Four million people in Iraq, or one-fifth of its population, are currently starving to death. Up to 95% of all pregnant women in Iraq are suffering from anemia and will give birth to weak, malnourished infants. There has been a dramatic increase in childhood cancers—particularly leukemia, Hodgkin's disease, and lymphomas—and congenital diseases and deformities in the fetuses brought about by depleted uranium shells of American forces.

In the Philippines, the Macapagal-Arroyo government has dragged the country directly into the international theater of war by making the Philippines the "second front" in the US' misdirected campaign against global terrorism. The Arroyo government's signing of bilateral security agreements with the US under false mutuality has sealed the country's appointment with disaster.

The ongoing military offensives against the Moro Islamic Liberation Front (MILF) are part of the US-backed all-out war in Mindanao, which can only bring further suffering to Moro and Christian residents alike in that island. Of the hundreds of people killed and close to 200,000 civilians displaced, women and children compose most of the nameless statistics of casualties. War has extended women's traditional nurturing roles as they perpetually tend to their sick and grieve for their loved ones who have been killed.

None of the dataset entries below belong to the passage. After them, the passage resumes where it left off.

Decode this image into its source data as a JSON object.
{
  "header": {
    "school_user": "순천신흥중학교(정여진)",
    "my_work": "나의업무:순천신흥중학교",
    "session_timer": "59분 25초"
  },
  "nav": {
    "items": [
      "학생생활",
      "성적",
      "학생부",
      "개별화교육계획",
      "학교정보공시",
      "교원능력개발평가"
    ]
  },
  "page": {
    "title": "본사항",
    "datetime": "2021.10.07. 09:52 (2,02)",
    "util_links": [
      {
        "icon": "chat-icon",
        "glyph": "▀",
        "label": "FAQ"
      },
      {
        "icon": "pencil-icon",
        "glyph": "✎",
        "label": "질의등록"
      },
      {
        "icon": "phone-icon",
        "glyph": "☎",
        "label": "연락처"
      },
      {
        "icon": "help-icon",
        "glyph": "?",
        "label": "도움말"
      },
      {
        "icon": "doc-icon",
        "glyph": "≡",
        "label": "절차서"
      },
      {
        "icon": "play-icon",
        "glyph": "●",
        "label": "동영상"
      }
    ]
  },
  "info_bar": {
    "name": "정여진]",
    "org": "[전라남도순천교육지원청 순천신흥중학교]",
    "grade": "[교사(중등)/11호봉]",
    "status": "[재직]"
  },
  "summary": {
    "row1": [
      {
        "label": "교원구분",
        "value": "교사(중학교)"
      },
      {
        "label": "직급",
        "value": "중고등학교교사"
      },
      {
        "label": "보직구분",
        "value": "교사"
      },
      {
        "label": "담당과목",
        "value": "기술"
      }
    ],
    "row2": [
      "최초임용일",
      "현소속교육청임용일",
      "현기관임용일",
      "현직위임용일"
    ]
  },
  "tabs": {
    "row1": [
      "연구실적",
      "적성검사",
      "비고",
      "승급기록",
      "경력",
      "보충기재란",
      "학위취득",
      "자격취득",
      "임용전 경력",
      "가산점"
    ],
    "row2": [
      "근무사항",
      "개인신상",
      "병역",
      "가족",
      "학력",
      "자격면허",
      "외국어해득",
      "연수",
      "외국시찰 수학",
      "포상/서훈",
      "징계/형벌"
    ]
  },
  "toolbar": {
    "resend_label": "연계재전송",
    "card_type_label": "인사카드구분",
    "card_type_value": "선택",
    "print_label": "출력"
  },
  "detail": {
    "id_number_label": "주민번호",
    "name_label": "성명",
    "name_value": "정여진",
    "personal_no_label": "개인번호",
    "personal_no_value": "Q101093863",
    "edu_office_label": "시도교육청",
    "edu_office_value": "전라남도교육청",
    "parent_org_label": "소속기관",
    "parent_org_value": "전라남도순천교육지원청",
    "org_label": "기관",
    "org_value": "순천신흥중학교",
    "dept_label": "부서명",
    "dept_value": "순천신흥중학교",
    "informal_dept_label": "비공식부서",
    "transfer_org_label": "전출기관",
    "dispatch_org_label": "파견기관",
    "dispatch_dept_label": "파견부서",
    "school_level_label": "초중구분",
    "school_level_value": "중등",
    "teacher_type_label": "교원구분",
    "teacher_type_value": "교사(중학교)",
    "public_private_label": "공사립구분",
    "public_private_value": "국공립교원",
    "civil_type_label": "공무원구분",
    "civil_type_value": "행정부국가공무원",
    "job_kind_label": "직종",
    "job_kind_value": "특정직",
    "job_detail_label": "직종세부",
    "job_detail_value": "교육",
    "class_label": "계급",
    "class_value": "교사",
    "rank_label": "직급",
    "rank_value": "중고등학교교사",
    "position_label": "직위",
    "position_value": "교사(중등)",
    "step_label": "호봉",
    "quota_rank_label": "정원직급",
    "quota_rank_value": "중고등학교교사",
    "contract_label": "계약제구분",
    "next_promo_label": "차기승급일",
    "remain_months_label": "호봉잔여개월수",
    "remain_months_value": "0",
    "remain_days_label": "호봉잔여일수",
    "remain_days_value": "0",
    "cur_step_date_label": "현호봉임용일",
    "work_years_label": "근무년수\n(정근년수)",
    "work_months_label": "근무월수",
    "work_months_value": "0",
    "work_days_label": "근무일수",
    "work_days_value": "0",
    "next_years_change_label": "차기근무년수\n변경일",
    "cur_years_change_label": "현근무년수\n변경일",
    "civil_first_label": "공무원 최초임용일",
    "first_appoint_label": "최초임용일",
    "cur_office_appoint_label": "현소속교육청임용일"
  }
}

Even as the Arroyo government has been recently placed on the defensive to stave off public dissent against the fielding of US troops in actual combat operations in the next Balikatan, a bomb was propitiously exploded at the Davao City International airport early this week. The MILF has been routinely blamed for the incident.

Although the identities of the real perpetrators are still undetermined, it remains clear that the bombing was intended to create a scenario of widespread terror in Mindanao. We may recall that such semblance of "persisting terrorism," conveniently supplied by the Abu Sayyaf threat, was used to warrant the entry of US forces in Basilan last year. Already, the passage of the dreaded anti-terrorism bill, erstwhile sidelined, is being pressed. The law will not curb terrorism but will in fact promote further curtailment of civil liberties under the sponsorship of the state.

In today's international celebration of women's day, opposition to war reasonably stems from the sector that comprises half of the world's population. Women's great value for life—in abject contrast to war's inhumanity—already cultivates this opposition.